The organization has evolved since then, adding new-arrival dinners and events such as a multicultural Passover Seder. To Whitehill, Miry’s List is an extension of the values she was raised with in a close-knit Orthodox Jewish community that prized community service.
“In Hebrew, we call the concept chesed,” she said. “Kindness.”
The organization has helped more than 1,400 refugees from Syria, Afghanistan, Iraq, Iran, Yemen and Kurdistan at a time when the Trump administration’s travel restrictions have brought refugee admissions to historic lows.
California has taken in 126 refugees from Afghanistan since October 2018, in addition to the 1,612 Afghans who arrived in the state on special immigrant visas, according to data from the Refugee Processing Center. But advocates say new vetting rules put in place make it nearly impossible for people from certain countries to move to the U.S.
Whitehill aids refugees by providing transportation, helping to find lodging and checking in to see whether they need essentials for their home.
The agencies “take care of the basics that keep them alive, but not the things that make them feel alive,” she said. “That’s what we focus on.”
When the Kashefis arrived in Orange County, a caseworker set them up in a cramped one-bedroom apartment with another family. They lasted a week.
“We got sick there,” Bashir Kashefi said. “It was very difficult. Thirteen people to a bathroom, you can imagine.”
So the family set out on its own, homeless for two nights, sleeping on park benches with blankets and suitcases in tow.

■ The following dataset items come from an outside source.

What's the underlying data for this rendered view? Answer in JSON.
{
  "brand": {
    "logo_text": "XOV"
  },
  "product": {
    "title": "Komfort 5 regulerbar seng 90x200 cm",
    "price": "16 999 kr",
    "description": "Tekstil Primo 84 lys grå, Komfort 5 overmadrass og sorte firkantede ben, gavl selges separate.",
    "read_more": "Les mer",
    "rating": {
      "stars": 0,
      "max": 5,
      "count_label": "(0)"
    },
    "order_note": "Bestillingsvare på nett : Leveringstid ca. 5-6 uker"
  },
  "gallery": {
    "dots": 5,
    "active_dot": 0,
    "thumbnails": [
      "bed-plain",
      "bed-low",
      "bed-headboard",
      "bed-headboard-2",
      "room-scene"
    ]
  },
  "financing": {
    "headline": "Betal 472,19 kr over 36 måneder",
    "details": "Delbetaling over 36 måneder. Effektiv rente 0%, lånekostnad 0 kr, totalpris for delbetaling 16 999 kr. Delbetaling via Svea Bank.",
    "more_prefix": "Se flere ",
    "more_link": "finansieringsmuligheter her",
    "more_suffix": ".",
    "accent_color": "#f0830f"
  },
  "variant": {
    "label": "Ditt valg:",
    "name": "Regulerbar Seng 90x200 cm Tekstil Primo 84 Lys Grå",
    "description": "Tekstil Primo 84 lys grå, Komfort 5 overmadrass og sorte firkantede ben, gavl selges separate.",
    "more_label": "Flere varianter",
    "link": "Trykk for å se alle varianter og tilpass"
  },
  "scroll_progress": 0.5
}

On the third day, about 8:30 a.m., Kashefi told her husband she wanted to go home. They found a store and asked whether they could use the phone to call the police. Perhaps, the Kashefis thought, they would help them get back to Kabul.
“Don’t call 911. They might cause more problems for you,” Bashir Kashefi recalled an employee saying.
A man walked by. He also was from Afghanistan and overheard the conversation. He told the Kashefis that he could connect them to someone who could help. A few minutes later, Bashir Kashefi was on the phone with a woman who worked with Miry’s List.
The woman contacted Whitehill, who urged the Kashefis to stay, sent a taxi and put them up in a hotel for two days, then paid for their stay in a motel for a month. The organization helped them find the apartment they live in now and helped Bashir Kashefi find a car so he could get to his job as a security guard in Fullerton.
“I am glad that we didn’t go back,” he said.
As the dinner party wound down, conversations shifted to the difficulties of the resettlement process. Bashir Kashefi and his wife were lucky because he speaks English, some diners observed. They wondered what happened to families who knew only their native tongue.
“That’s just so wrong,” Huynh, 38, said. Her parents are Vietnamese refugees, she added.
Huynh and Yap, who’d driven in from La Verne, turned to Kashefi, curious about how she was adjusting to her life in Anaheim. Did she like the city? Had she been to Disneyland? Does she still have family to call in Afghanistan?
Kashefi opened the purse resting at her side and pulled out her phone. She showed them photos of her family — the brother she hopes will join her in California, then a picture of her mother. She kissed the screen.
“I couldn’t live without talking to her,” she said.
Moments later, a hush fell over the room as Bashir Kashefi stood and addressed the crowd. Passing around photos of himself alongside U.S. troops, he explained how much he loved America.
The country has grown on his wife too, he said.
“I ask my wife now, ‘Do you want to go back?’ and she says, ‘No.’”
The crowd rose to their feet, welcoming the family with a standing ovation.